Gov. Pat McCrory named some high-powered individuals Monday to the N.C. Economic Development Board that will be chaired by his longtime friend and political ally, John Lassiter of Charlotte.
Lassiter, president of Carolina Legal Staffing, has been an advisor to McCrory, and is also involved in the governors 501(c)(4) political committee.
The vice chair is Jim Whitehurst, the president and chief executive officer of Red Hat, the Raleigh-based software company. Other Triangle executives on the board include Madhu Beriwal, CEO of IEM, Chuck Swoboda, CEO of Cree, and Raleigh developer John Kane.
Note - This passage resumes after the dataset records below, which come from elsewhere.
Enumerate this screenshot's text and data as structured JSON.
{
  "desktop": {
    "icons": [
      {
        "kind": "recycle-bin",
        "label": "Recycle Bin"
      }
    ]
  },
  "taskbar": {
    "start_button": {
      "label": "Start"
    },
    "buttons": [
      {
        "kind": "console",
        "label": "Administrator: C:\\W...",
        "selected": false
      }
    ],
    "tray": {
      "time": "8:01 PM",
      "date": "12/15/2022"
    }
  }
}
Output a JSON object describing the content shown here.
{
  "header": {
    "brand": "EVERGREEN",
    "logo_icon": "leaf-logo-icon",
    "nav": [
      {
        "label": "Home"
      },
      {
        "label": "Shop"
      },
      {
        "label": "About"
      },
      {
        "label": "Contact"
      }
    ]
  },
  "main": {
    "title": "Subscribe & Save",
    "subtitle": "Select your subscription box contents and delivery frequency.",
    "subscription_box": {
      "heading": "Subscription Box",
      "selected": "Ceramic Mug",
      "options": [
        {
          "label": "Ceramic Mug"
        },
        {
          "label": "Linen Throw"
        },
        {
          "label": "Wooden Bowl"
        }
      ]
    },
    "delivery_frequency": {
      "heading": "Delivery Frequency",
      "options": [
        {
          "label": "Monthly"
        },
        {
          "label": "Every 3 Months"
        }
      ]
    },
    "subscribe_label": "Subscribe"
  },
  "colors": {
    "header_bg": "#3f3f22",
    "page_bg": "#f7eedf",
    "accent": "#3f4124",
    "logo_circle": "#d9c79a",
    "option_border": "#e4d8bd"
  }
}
The group includes two people who serve on McCrorys political committee, Lassiter and Bill Graham, a Salisbury attorney and former gubernatorial candidate. The group also includes two people he defeated in 2008 in the GOP primary for governor, Graham and former state senator Fred Smith.
As is traditional with such boards, McCrory has included many major political contributors. His appointees contributed at least $73,642 to his campaign last year, according to the State Board of Elections.
Group warns of pay-for-play
An advocacy group is urging state lawmakers to amend pending legislation that aims to overhaul the states job creation efforts in order to avoid the potential for unseemly pay-for-play politics.
The N.C. Justice Centers Budget and Tax Center says that the current version of S.B. 127, which is McCrorys proposal to create a nonprofit public-private partnership that would take over much of the Commerce Departments efforts to attract and retain jobs, contains a major loophole.
Since businesses will be asked to contribute to the organization, the concern is that there would be companies that would be able to give large sums to the partnership as a way of influencing whether or not they get recommended to get incentives, said Allan Freyer, public policy analyst for the center and author of a new analysis of the bill.
Although the bill calls for state officials to have the final say on incentives, the partnership would be in charge of identifying prospects for incentives and recommending which companies should receive incentives.
The House and Senate have passed different versions of the legislation and havent yet reconciled the differences.
We do think there is an opportunity to amend the bill in the way we have suggested, Freyer said.
But Josh Ellis, a spokesman for the Commerce Department, said that the current bill contains the necessary safeguards.
Were not going to hide where the money is coming from, Ellis said. We will be disclosing donors and contribution amounts and we will be as transparent as you can be.
In addition, he said, the public money and private money is separate and anyone that is voting on state dollars is going to be subject to the state ethics act. You would need to identify any potential conflicts of interest.
Defamation suit dismissed
A defamation suit brought against former state Democratic Chairman David Parker and the state Democratic Party has been dismissed.
The suit had been brought by Adriadn Ortega, a former Democratic Party staffer, in June 2012, who claimed he had been defamed by public comments regarding his allegations that he had been sexually harassed. Superior Court Judge Howard Manning dismissed Ortegas defamation claims against all defendants on June 5 and gave Ortega 30 days to appeal. Instead, Ortegas counsel filed a voluntary notice of dismissal on July 2. The dismissal was filed without prejudice which means that Ortega can re-file the suit within a year.
The dismissal is the latest development in case that drew negative national attention to the state Democratic Party at a time when North Carolina was a battleground state.